Chef d'oeuvre de modernité dans le contexte de l'époque (ce roman fut publié en 1928) "Manhattan transfer" constituait une tentative osée et réussie de briser les codes du roman traditionnel.
Certes, l'oeuvre vaut, comme cela a déjà été souligné, par la richesse de la fresque sociale, le regard acéré que porte l'auteur sur cet univers, mais je retiendrai surtout l'originalité de la démarche littéraire.
Dos Passos relevait brillamment une gageure: faire de New York le vrai personnage de son roman, reléguant les acteurs humains au simple rôle de figurants pour la plupart, dont il nous fait sentir à quel point leur temps de vie s'inscrit dans le temps plus long d'une ville en marche au rythme de l'Histoire et dont il ne donne à voir que des petits fragments de vie saisis de manière fugitive.

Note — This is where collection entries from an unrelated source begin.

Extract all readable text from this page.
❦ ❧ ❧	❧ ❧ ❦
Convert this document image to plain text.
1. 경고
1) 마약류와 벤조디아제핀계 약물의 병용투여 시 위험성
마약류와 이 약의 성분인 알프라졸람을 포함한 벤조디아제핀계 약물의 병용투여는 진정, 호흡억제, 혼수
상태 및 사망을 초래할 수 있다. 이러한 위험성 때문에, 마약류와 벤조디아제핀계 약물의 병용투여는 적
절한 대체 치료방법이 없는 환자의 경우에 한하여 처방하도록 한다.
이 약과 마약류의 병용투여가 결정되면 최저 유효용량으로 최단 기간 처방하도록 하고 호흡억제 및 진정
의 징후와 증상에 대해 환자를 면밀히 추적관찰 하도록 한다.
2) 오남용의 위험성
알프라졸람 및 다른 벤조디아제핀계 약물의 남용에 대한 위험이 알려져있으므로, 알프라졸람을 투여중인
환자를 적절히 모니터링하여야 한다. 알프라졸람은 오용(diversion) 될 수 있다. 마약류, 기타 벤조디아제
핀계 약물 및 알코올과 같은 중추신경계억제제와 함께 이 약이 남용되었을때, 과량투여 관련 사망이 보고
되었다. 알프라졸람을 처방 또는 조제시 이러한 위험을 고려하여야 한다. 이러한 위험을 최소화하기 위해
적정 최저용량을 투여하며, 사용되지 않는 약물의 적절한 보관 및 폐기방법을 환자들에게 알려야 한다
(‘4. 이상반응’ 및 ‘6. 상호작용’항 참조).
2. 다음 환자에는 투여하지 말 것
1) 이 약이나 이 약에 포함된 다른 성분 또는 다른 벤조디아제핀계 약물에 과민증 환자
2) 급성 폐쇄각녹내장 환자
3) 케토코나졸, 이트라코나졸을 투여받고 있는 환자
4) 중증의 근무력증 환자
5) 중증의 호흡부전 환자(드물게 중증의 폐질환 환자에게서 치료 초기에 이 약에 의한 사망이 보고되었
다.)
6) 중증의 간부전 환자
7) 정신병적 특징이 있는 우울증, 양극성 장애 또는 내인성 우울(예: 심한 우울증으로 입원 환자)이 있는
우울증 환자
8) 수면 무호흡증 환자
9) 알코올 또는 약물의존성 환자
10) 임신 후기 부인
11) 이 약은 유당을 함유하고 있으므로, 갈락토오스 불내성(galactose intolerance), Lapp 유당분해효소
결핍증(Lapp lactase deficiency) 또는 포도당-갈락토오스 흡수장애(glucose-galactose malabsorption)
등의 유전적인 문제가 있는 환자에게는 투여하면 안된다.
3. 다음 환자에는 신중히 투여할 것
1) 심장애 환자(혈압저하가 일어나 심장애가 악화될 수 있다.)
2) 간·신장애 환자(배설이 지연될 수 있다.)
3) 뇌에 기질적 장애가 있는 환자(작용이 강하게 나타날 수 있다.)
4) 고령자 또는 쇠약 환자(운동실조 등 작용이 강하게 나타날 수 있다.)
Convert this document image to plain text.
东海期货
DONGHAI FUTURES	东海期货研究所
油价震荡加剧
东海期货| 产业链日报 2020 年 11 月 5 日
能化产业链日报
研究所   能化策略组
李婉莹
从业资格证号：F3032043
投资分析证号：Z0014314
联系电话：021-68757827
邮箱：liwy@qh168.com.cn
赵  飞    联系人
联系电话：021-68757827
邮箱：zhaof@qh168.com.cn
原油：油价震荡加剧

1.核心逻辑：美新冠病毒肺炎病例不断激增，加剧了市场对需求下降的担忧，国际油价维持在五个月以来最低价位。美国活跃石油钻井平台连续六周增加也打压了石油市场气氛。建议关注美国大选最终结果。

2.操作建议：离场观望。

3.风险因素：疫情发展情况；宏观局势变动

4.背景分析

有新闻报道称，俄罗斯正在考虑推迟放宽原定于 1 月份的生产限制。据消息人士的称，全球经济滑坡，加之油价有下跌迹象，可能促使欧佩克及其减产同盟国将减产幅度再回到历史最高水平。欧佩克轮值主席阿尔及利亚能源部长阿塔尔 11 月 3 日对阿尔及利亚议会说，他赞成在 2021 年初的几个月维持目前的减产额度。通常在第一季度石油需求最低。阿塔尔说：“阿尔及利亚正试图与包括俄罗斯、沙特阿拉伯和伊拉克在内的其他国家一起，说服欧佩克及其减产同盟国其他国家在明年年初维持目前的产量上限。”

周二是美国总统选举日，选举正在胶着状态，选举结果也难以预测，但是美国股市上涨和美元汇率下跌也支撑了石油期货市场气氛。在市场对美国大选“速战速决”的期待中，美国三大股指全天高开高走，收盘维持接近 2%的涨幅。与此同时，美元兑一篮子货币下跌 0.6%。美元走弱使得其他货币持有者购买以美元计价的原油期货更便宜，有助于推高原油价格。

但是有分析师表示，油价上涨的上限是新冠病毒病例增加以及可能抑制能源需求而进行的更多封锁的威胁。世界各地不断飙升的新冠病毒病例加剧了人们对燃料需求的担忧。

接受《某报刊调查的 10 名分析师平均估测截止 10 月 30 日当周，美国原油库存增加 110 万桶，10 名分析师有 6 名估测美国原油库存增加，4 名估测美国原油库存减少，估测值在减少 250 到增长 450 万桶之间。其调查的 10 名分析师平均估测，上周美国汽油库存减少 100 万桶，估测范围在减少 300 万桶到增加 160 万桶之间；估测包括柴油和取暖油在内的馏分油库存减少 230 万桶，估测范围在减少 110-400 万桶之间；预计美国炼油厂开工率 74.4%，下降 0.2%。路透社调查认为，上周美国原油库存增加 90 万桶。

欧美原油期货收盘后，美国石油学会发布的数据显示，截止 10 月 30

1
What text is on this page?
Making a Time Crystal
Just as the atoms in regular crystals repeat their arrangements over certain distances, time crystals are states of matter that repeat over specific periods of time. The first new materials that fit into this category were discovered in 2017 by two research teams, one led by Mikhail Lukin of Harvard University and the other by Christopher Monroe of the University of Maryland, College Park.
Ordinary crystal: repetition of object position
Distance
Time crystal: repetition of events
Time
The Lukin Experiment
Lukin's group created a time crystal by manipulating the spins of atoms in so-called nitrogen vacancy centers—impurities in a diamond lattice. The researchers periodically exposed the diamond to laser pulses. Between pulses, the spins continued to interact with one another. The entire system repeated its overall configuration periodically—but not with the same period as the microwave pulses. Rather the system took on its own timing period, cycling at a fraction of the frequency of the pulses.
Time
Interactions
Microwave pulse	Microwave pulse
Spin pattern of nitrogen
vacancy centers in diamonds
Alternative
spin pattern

D'emblée le lecteur est happé par la dynamique d'un New York alors en pleine expansion, où règnent l'excitation du progrès, du développement technologique, économique, draguant tous les espoirs d'ascension sociale, d'opportunités à saisir, New York mirage de tous les petits migrants, qu'ils viennent du monde entier ou des campagnes profondes, attirés par le chant des sirènes du rêve américain. Car "Manhattan Transfer" ne se veut pas pour autant un hymne à la ville de New York. Celle-ci nous est décrite comme une Babylone moderne (les références bibliques sont explicites), défi à la puissance divine, corrompue et corruptrice par les rêves de gloire, de pouvoir et d'argent, ville d'illusions, ville cruelle, indifférente, qui charrie des vies, créature vivante qui se joue des destinées humaines, les bousculant dans un vertige ascension/"descension" pour au final laisser des êtres comme des "jouets mécaniques" cassés, vidés à l'instar du personnage d'Helen.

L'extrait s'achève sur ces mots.